Clandestinos, mas com endereço certo

Ricardo Araújo
Repórter da Tribuna do Norte

A possibilidade de serem multados e terem os veículos apreendidos, não inibe os loteiros que circulam livremente pelas rodovias estaduais e federais que cortam o Rio Grande do Norte. Transportando cerca de 40 mil pessoas mensalmente, segundo dados da Associação dos Condutores de Transporte Alternativo e Complementar (ATAC RN), o serviço se mostrou uma saída rentável principalmente para homens entre 35 e 50 anos, que estavam fora do mercado de trabalho até decidirem transformar carros e vans em meios de transporte clandestinos.

Adriano Abrel
Na contramão da multiplicação dos veículos de lotação, estão as empresas de transporte intermunicipal que encolhem a cada dia. Com menos linhas circulando, elas amargam o dissabor da redução de passageiros e da própria frota. Em um ano, três empresas de ônibus faliram no Estado. Da zona Norte a zona Sul, é possível encontrar veículos pegando passageiros, seja porta a porta ou em locais fixos. Na zona Norte, o ponto mais famoso é o da "Mangueira" que fica próximo ao gancho de Igapó.

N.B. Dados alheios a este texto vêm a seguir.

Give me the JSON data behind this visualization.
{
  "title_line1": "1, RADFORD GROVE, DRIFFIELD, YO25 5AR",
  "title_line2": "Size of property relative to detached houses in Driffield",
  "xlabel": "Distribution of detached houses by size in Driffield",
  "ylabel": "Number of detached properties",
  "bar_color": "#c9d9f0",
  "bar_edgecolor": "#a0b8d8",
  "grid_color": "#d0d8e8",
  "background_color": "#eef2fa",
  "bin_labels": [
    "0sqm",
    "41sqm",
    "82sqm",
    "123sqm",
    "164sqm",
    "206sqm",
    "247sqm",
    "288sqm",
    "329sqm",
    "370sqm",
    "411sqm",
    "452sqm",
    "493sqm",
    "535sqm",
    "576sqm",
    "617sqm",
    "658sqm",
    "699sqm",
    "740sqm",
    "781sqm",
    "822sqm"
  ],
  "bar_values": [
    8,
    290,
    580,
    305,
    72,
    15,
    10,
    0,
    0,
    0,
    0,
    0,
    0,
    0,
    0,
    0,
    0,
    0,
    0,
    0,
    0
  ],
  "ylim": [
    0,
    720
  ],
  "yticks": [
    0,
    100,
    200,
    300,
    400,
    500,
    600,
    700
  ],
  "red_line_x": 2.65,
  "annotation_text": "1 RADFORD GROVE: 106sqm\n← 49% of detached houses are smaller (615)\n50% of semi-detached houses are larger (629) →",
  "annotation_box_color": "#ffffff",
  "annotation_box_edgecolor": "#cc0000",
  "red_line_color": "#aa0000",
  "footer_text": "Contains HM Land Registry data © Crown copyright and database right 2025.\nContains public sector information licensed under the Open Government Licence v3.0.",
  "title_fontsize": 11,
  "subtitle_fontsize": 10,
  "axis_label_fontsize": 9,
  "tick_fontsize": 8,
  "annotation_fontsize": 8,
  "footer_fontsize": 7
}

De lá, partem carros particulares, taxis e minivans com destino, principalmente, as cidades do litoral Norte. Os taxis com placas de Maxaranguape aparecem em maior quantidade no ponto. O custo da viagem - o mesmo cobrado por todos os taxistas cadastrados na prefeitura do município - até Barra de Maxaranguape é de R$ 8,00. "Eu geralmente faço duas viagens por dia. Vou e volto com passageiros. De novembro a março o fluxo de aumenta e faço mais viagens", disse o taxista Josivan Aleixo. Ele é portador de uma permissão concedida pela Secretaria de Transportes de Maxaranguape. Um dos poucos, quando comparado às dezenas de irregulares.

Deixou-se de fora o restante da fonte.